The purveyors of the gay-rights social agenda will also feel at home under a banner that encourages them to "Walk humbly with your God." Their god grants forgiveness without demanding accountability. Nice touch, but this is not the God of Micah, nor is he the Shepherd of God's people – who, "in anger and wrath," executes "vengeance on the nations that did not obey" (Micah 5:15, cf. Revelation 19:11-12).

Progressives, who take delight in re-imagining God in their own image, will flock to this banner, too; as will those who want to "give God a little leeway in matters they don't fully understand," like the plausible notion that there may indeed exist more than one way to salvation.

2008 will be just great! Let's all get together and thank a higher power that it doesn't matter what you believe, as long as you "walk humbly with your" deity of choice.

The New Wineskins Association of Churches is bold to affirm the supremacy of Jesus Christ and to declare that the Good News we have in Him is essential. Those seeking ordination and/or installation must subscribe to this tenet of our Reformed faith:
"Jesus Christ is the living Word, the promised Messiah, and the eternal Son of the Father, sent in mission to the earth. Incarnated in the womb of the virgin Mary. He is fully God and fully human, come to reconcile God and humanity. During His earthly ministry Jesus lived a sinless life, healed the sick, raised the dead, drove out demons, befriended sinners, preached the gospel to the poor, and died as our substitute on the cross. He rose bodily from the dead, ascended to the Father, and remains our faithful Mediator and High Priest. He is the Way, the Truth, and the Life; no one comes to the Father but by faith in Him. He is the only Head of the Church, our Lord and Savior" (New Wineskins Association of Churches, Constitution, Chapter 1, The Essential Tenets of Our Reformed Faith, paragraph 6).
It may be true that we do not need "detailed theological affirmations," although this seems an odd revelation from a stated clerk pledged to uphold a constitution that includes an entire volume comprised of more than 250 pages of such statements. However, we do need a brief, straightforward declaration of essential tenets like that articulated by the New Wineskins Association of Churches. We need to subscribe to the same basic beliefs.

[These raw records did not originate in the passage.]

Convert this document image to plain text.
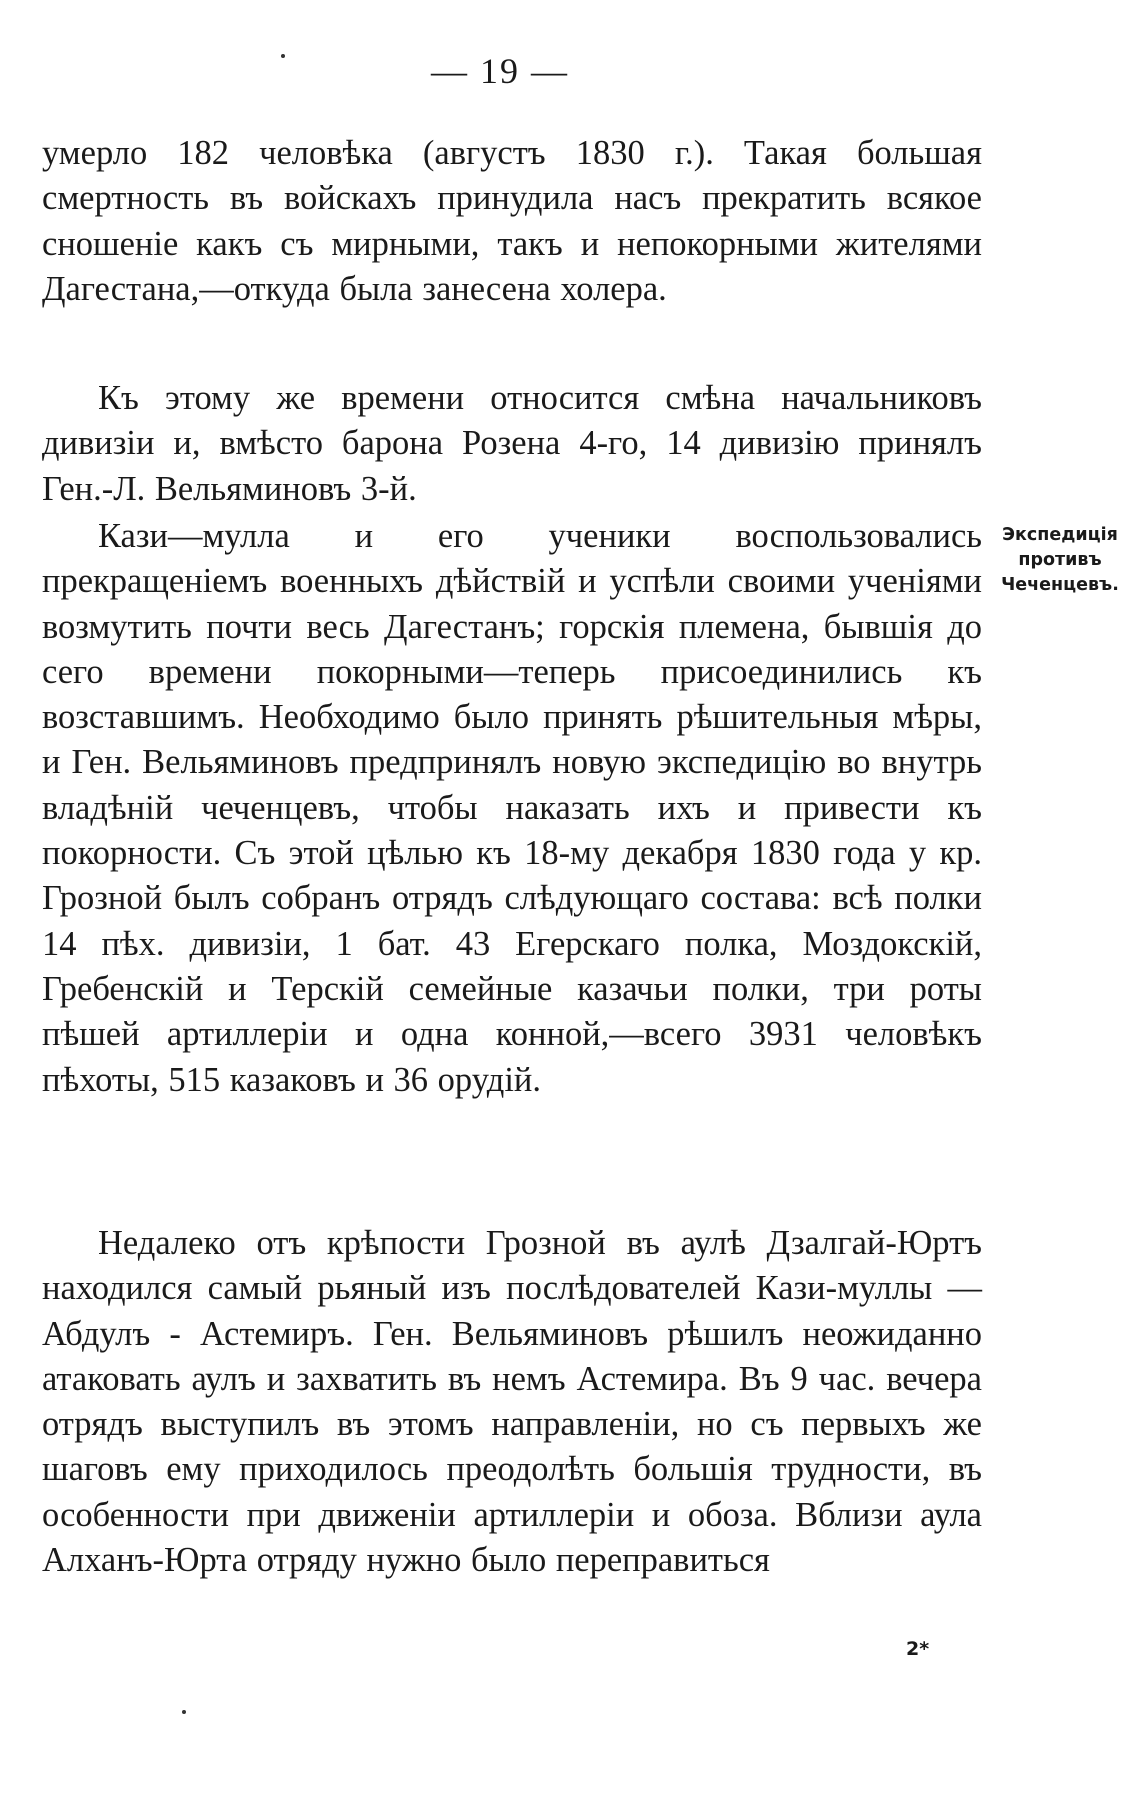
— 19 —

умерло 182 человѣка (августъ 1830 г.). Такая большая смертность въ войскахъ принудила насъ прекратить всякое сношеніе какъ съ мирными, такъ и непокорными жителями Дагестана,—откуда была занесена холера.

Къ этому же времени относится смѣна начальниковъ дивизіи и, вмѣсто барона Розена 4-го, 14 дивизію принялъ Ген.-Л. Вельяминовъ 3-й.

Кази—мулла и его ученики воспользовались прекращеніемъ военныхъ дѣйствій и успѣли своими ученіями возмутить почти весь Дагестанъ; горскія племена, бывшія до сего времени покорными—теперь присоединились къ возставшимъ. Необходимо было принять рѣшительныя мѣры, и Ген. Вельяминовъ предпринялъ новую экспедицію во внутрь владѣній чеченцевъ, чтобы наказать ихъ и привести къ покорности. Съ этой цѣлью къ 18-му декабря 1830 года у кр. Грозной былъ собранъ отрядъ слѣдующаго состава: всѣ полки 14 пѣх. дивизіи, 1 бат. 43 Егерскаго полка, Моздокскій, Гребенскій и Терскій семейные казачьи полки, три роты пѣшей артиллеріи и одна конной,—всего 3931 человѣкъ пѣхоты, 515 казаковъ и 36 орудій.

Недалеко отъ крѣпости Грозной въ аулѣ Дзалгай-Юртъ находился самый рьяный изъ послѣдователей Кази-муллы — Абдулъ - Астемиръ. Ген. Вельяминовъ рѣшилъ неожиданно атаковать аулъ и захватить въ немъ Астемира. Въ 9 час. вечера отрядъ выступилъ въ этомъ направленіи, но съ первыхъ же шаговъ ему приходилось преодолѣть большія трудности, въ особенности при движеніи артиллеріи и обоза. Вблизи аула Алханъ-Юрта отряду нужно было переправиться

Экспедиція
противъ
Чеченцевъ.
2*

The Lord Jesus Christ still proclaims: "I am the resurrection and the life. Whoever lives and believes in me, though he die, yet shall he live, and everyone who lives and believes in me shall never die. Do you believe this?" (John 11:25-26).

Do we believe? Do we believe Christ Jesus is the life, the truth, and the way? Are we absolutely convinced that no one comes to the Father except through Him? (John 14:6).

The Rev. Jim Henkel is the pastor of North Benton Presbyterian Church in North Benton, Ohio.